New research from the Initiative for CryptoCurrencies and Contracts (IC3) finds that a large share of AI-agent crypto platforms show no clear evidence they are executing trades autonomously, a finding that cuts against the premise behind over $3 billion in combined category token valuations.

The paper, "Paper Agents, Paper Gains: An Empirical Analysis of DeFi Investment Agents," was published on arXiv on May 27 by IC3 researchers Jay Yu, Amy Zhao, and Danning Sui. The team surveyed over 1,900 AI-tagged crypto projects, narrowed to investment-focused agents, and selected 10 representative platforms for detailed analysis. Their on-chain performance analysis covered 11 Solana-based agent treasuries with publicly attributable trading activity and 925,323 token holders. IC3 posted about the study on its official X account this morning.

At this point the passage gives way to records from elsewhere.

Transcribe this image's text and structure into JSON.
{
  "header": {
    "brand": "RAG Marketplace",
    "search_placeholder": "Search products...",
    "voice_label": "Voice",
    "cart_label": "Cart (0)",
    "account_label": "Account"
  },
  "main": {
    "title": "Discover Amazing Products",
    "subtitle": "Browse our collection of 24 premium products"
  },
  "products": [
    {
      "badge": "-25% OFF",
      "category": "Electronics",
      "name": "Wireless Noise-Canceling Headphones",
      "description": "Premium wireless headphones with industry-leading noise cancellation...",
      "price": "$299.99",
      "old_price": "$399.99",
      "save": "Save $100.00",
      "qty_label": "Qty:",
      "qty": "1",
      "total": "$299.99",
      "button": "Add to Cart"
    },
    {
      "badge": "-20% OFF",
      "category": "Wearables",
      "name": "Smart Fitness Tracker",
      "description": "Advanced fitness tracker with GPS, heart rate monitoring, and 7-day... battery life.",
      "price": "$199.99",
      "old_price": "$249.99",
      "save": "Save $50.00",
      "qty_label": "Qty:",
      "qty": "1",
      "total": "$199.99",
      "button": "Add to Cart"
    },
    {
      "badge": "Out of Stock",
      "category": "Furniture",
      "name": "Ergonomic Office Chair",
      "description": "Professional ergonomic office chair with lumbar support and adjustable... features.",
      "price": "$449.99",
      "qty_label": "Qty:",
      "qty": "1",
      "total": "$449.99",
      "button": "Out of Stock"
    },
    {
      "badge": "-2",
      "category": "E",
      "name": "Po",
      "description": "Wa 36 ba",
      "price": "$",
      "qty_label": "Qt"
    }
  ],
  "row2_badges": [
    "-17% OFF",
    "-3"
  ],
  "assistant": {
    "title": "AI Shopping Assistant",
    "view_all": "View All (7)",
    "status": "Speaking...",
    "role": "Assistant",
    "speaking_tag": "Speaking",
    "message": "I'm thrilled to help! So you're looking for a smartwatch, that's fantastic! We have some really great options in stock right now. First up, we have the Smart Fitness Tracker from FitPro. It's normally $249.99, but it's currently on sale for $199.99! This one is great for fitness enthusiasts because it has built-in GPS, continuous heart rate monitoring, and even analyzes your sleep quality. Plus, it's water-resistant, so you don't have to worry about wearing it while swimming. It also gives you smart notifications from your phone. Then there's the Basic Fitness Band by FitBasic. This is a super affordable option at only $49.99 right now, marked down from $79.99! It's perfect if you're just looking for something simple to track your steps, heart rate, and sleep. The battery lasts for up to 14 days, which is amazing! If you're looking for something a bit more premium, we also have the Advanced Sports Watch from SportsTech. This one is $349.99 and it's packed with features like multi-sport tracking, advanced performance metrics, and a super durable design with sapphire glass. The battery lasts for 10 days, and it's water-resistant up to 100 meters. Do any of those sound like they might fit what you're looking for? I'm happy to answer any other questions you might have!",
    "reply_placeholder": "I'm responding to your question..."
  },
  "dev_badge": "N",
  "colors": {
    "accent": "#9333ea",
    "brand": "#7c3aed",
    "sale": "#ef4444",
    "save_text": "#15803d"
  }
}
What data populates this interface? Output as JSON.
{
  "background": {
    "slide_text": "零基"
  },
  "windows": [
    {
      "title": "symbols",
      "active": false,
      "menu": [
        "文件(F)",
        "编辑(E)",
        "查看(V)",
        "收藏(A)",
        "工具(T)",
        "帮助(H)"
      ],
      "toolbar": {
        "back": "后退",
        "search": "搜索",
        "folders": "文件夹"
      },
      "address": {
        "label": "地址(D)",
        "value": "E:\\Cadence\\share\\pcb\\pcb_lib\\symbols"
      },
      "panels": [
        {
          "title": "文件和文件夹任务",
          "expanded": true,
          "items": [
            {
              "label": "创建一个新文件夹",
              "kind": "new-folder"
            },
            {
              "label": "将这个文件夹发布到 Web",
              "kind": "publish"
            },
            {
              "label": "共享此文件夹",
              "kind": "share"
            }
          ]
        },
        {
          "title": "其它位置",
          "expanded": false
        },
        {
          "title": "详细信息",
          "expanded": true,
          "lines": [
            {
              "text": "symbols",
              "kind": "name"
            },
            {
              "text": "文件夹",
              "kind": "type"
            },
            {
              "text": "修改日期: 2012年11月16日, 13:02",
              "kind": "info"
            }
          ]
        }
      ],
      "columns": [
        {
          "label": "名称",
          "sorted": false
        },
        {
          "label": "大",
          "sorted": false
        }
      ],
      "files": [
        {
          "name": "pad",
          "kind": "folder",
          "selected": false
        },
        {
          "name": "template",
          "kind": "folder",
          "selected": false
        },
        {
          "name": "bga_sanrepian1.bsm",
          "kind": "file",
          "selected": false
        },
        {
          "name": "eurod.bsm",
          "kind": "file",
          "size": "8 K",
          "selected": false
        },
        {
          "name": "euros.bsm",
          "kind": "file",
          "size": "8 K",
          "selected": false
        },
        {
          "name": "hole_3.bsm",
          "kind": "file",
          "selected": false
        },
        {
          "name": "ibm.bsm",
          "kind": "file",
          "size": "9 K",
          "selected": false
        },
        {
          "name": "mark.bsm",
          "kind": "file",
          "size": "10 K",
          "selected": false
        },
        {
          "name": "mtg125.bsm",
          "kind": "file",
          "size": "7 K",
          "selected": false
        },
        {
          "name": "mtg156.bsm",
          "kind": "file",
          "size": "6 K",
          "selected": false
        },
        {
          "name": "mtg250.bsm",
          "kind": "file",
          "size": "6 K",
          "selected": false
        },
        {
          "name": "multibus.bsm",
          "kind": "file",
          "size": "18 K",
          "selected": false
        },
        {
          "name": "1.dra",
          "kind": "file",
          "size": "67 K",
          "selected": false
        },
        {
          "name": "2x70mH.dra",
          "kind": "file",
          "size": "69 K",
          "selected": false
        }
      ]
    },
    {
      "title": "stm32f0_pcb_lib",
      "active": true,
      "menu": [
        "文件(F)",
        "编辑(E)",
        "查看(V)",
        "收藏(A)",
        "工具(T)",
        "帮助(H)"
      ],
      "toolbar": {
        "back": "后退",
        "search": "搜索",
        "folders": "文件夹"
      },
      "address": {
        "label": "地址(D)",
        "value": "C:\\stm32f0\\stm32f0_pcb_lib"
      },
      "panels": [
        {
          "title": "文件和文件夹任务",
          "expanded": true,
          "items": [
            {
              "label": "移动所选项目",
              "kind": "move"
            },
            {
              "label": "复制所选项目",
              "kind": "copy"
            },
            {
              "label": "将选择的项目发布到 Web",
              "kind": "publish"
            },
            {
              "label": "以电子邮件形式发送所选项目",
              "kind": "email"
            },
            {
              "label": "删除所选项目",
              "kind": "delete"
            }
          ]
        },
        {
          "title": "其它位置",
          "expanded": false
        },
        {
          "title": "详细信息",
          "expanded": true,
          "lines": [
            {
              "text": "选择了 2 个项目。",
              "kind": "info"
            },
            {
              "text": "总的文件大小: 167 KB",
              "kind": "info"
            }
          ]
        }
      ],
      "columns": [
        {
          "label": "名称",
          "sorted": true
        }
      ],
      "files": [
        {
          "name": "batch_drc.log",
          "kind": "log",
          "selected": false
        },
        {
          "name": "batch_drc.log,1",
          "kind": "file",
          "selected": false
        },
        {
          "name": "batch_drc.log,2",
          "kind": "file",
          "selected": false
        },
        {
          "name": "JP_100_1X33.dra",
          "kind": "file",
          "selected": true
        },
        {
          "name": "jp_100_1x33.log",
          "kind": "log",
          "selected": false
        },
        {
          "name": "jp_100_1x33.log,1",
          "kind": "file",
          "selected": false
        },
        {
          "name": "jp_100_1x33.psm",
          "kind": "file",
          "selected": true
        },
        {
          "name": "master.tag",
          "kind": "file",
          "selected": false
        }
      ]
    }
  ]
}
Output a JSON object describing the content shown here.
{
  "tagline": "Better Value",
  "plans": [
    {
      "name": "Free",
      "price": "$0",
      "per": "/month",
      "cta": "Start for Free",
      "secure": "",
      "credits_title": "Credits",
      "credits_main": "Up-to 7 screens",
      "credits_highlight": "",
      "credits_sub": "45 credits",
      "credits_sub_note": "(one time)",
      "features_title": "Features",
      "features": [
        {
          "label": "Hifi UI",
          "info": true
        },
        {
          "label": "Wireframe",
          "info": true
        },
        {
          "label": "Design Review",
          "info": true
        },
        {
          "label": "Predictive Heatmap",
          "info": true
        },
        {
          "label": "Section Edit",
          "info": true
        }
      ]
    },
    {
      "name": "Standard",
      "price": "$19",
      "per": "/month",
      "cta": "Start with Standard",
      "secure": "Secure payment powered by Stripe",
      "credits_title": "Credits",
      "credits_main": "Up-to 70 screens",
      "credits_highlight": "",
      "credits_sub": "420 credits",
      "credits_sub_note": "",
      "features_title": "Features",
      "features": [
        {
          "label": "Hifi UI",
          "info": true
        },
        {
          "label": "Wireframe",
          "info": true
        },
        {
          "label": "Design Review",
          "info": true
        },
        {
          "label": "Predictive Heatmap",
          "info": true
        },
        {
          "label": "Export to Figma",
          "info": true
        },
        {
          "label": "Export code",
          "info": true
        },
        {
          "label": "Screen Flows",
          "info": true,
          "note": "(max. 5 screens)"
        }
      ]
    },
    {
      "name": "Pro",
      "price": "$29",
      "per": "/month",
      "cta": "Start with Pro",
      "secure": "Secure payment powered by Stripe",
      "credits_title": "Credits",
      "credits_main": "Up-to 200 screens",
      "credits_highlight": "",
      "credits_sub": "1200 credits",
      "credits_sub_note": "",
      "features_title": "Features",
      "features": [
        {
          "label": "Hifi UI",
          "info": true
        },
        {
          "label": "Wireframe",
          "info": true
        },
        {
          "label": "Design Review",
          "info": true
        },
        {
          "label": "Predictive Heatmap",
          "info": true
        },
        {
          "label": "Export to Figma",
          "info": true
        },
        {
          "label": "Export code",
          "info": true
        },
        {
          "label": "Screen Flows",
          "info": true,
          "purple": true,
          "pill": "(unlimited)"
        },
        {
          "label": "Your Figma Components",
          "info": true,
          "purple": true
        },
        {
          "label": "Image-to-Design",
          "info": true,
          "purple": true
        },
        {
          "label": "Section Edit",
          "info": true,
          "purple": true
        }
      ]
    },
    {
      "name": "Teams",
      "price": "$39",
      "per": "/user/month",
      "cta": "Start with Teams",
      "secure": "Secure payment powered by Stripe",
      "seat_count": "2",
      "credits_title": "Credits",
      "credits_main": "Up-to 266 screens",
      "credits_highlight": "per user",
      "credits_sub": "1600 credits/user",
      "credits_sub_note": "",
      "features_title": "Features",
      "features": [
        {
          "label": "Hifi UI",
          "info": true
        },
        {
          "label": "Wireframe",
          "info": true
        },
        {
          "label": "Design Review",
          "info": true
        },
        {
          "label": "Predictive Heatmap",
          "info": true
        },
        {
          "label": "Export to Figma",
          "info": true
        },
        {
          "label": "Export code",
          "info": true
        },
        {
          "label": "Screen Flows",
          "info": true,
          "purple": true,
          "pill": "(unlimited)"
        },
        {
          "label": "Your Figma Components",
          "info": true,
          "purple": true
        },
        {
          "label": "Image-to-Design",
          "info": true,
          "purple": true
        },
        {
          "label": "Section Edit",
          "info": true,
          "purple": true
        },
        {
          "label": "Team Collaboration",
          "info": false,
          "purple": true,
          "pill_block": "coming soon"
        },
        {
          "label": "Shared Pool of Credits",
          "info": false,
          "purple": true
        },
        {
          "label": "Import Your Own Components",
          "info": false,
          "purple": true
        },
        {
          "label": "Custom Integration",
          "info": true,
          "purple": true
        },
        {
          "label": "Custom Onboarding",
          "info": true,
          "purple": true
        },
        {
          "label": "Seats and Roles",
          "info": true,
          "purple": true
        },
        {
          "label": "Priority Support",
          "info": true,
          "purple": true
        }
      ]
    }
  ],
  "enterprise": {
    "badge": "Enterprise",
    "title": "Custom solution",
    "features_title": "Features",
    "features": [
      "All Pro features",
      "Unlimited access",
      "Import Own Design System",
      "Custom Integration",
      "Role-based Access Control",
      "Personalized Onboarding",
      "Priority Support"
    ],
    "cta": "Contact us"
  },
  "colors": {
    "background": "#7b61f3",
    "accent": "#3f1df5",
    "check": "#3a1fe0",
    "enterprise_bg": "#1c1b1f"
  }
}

The researchers ran a deep-dive review of two prominent agent frameworks: ElizaOS, the open-source AI-agent runtime built around the ai16z organization, and Virtuals Protocol, the platform where users create, tokenize, and trade stakes in autonomous AI agents. Both have attracted large token valuations over the past 18 months. The architectural review examined how the frameworks are structured; the abstract's "no clear evidence of autonomous trade execution" finding applies generically to the broader sample of projects, not to ElizaOS or Virtuals Protocol specifically.